Twitter Follower Scam

This scam has appeared on Twitter recently. There are a few minor variations but they all seem to work the same. It starts with a Twitter message saying,

I will follow back if you follow me

There’s a link at the end of the message that goes to a web page. On this page are two signup options, one free and a paid one called VIP.

The free one asks for your  Twitter username and password. It then asks prompts Twitter to grant you access to your account. You should not enter these details into any untrusted service.

Once they have your account password they send spam using your Twitter account, sending them to this same web site.

The VIP service is just as bad. It asks for your credit card details and Twitter account details, promising hundreds of Twitter followers. People who fall for this also end up sending spam from their own account, with the added risk of losing money.

Please help stop this scam by letting people know about it.

A plug-in must be installed

In order to view the photos a plug-in must be installed.”

Binoculars These dreadful words have been appearing in some spam emails, in Dutch. And on top of that the emails, at first glance, appear to be a legitimate news article. Interested readers might be tempted to click on the link, install the suggested plug-in, and hope to view photos of whatever the email is about.

You should never install anything an unsolicited email tells you to. You shouldn’t have to install anything to view photos. These particular spam emails will provide a link to a file called iPIX-install.exewhich is in fact a trojan that spies on your computer.

Another point worth mentioning is that spam and malicious emails are now being sent in languages other than English in the hope of catching out people who live in non English speaking countries (by trying to win their trust).

The Popularity of Videos

Online videos are popular these days and as with anything popular scams are everywhere. The following two items take advantage of this popularity.

1. A movie called ” Lust, Caution” has been attracting some attention lately. Some websites have been setup (in China) that promise the ability to download a bootleg copy of the movie. What the websites don’t point out is that the download is infected with a virus that steals your passwords.

So don’t try illegally obtaining copyrighted movies, and especially not this one.

2. YouTube Scams – An email has been doing the rounds containing an ad for a video supposedly hosted on YouTube. The email goes on to explain how the video is about two lovers, includes comments and reviews.

If someone was to click on the link in this email (a link that at first sight appears to point to YouTube) they’ll be taken to a fake website made to look a little like YouTube. Then a message comes up saying that a new Flash player is required. Don’t install this player, it’s a virus. Pay close attention to links (URL’s) in emails.

What is Search Jacking?

Post No BillsWhat is Search Jacking? And how is it bad?

The term Search Jacking is used when a program or network takes you to a search engine when you type an incorrect address into your web browser (e.g. Internet Explorer). For example, if you enter into the address bar of your web browser it is supposed to show you an error. The address doesn’t exist (at the time of writing this article). At least that’s how it’s meant to work in theory.

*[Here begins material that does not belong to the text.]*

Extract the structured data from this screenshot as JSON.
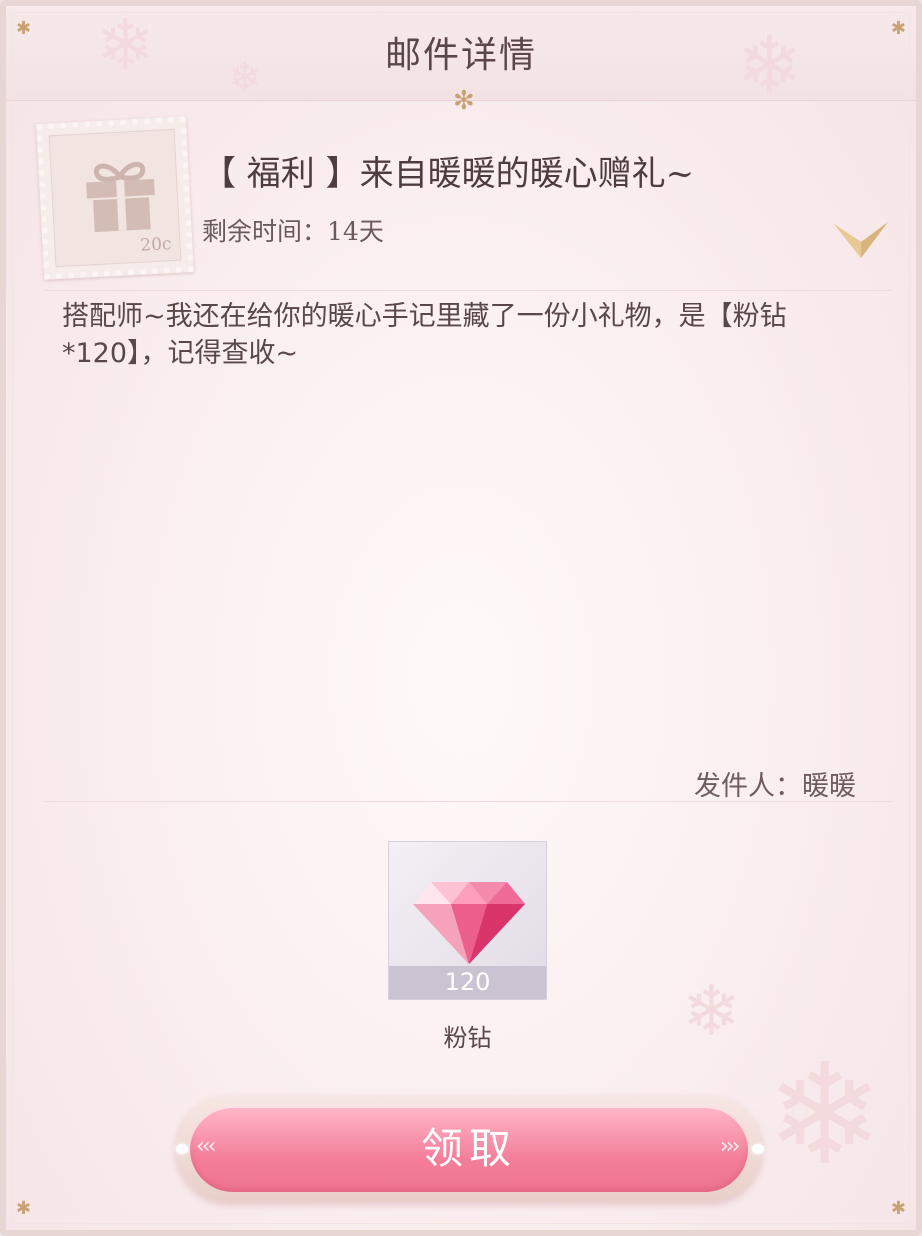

Some people with large marketing ambitions decided that if you enter an address that doesn’t exist it should take you to a search engine that can suggest some websites for you. One prominent company that did this is Microsoft. Microsoft’s Internet Explorer takes you to a search engine and suggests some other sites, and not necessarily the site you really wanted to see.

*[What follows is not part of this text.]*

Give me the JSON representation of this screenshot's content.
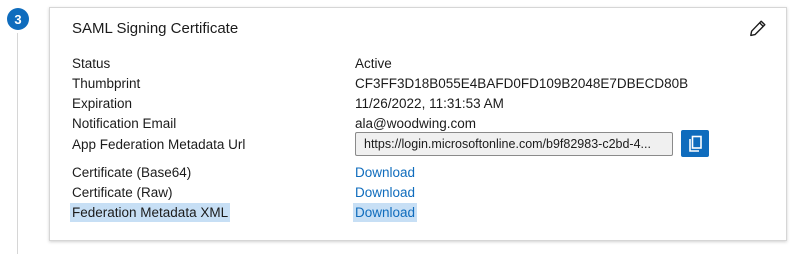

There have been a few companies that have taken it upon themselves to redirect the general internet user to their search engine of choice. And their choice is decided by whoever’s paying them the most. The technique is similar to domain squatting, where mistyping a web site takes you somewhere unexpected. Cox and Earthlink have also used this technique before.

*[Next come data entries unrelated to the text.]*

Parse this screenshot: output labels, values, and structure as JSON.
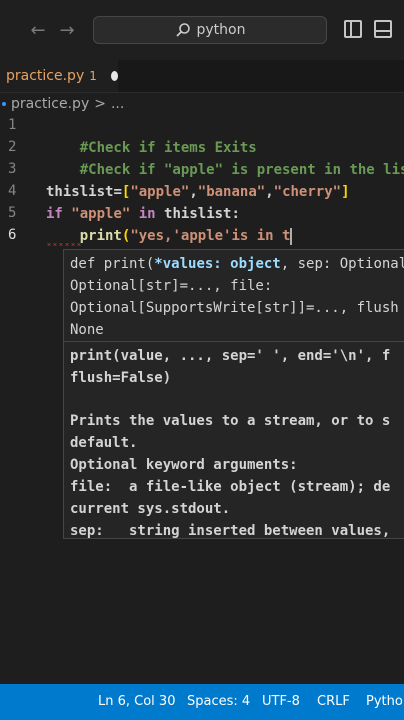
{
  "titlebar": {
    "search_text": "python"
  },
  "tab": {
    "name": "practice.py",
    "modified_count": "1"
  },
  "breadcrumb": {
    "file": "practice.py",
    "separator": ">",
    "more": "..."
  },
  "line_numbers": [
    "1",
    "2",
    "3",
    "4",
    "5",
    "6"
  ],
  "code": {
    "line1": "#Check if items Exits",
    "line2": "#Check if \"apple\" is present in the list",
    "line4_ident": "thislist",
    "line4_eq": "=",
    "line4_open": "[",
    "line4_s1": "\"apple\"",
    "line4_c1": ",",
    "line4_s2": "\"banana\"",
    "line4_c2": ",",
    "line4_s3": "\"cherry\"",
    "line4_close": "]",
    "line5_if": "if",
    "line5_str": "\"apple\"",
    "line5_in": "in",
    "line5_ident": "thislist",
    "line5_colon": ":",
    "line6_fn": "print",
    "line6_paren": "(",
    "line6_str": "\"yes,'apple'is in t"
  },
  "hover": {
    "sig_prefix": "def print(",
    "sig_param": "*values: object",
    "sig_rest": ", sep: Optional",
    "sig_line2": "Optional[str]=..., file:",
    "sig_line3": "Optional[SupportsWrite[str]]=..., flush",
    "sig_line4": "None",
    "doc_line1": "print(value, ..., sep=' ', end='\\n', f",
    "doc_line2": "flush=False)",
    "doc_line3": "Prints the values to a stream, or to s",
    "doc_line4": "default.",
    "doc_line5": "Optional keyword arguments:",
    "doc_line6": "file:  a file-like object (stream); de",
    "doc_line7": "current sys.stdout.",
    "doc_line8": "sep:   string inserted between values,"
  },
  "statusbar": {
    "position": "Ln 6, Col 30",
    "spaces": "Spaces: 4",
    "encoding": "UTF-8",
    "eol": "CRLF",
    "language": "Python"
  },
  "colors": {
    "statusbar_bg": "#007acc",
    "comment": "#6a9955",
    "keyword": "#c586c0",
    "string": "#ce9178",
    "function": "#dcdcaa",
    "tab_modified": "#e7a262"
  },
  "icons": {
    "back": "arrow-left-icon",
    "forward": "arrow-right-icon",
    "search": "search-icon",
    "layout": "toggle-sidebar-icon",
    "panel": "toggle-panel-icon"
  }
}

The latest in search jacking attempts comes from Verizon (an American telecommunications company). If your internet is connected through Verizon and you try going to an invalid web site, you might land on Verizon’s search website (for the moment it’s active on one of their fibre network).

Is there a danger to you? For now there’s no real danger, it’s more of a nuisance. Soon they’ll most probably start putting ads on this search site. It’s a little deceptive, and is called by some as “accidental content delivery”. You accidentally type in an incorrect address, they deliver content of their choice. And of course they’ll make money from it.

It’s more of a nuisance for now, and if it works out for them other companies are likely to follow. If your network has already adopted this search jacking system you could complain to your internet provider. After all, someone’s paying for your internet connection and you shouldn’t expect your internet provider to fill it with ads for you.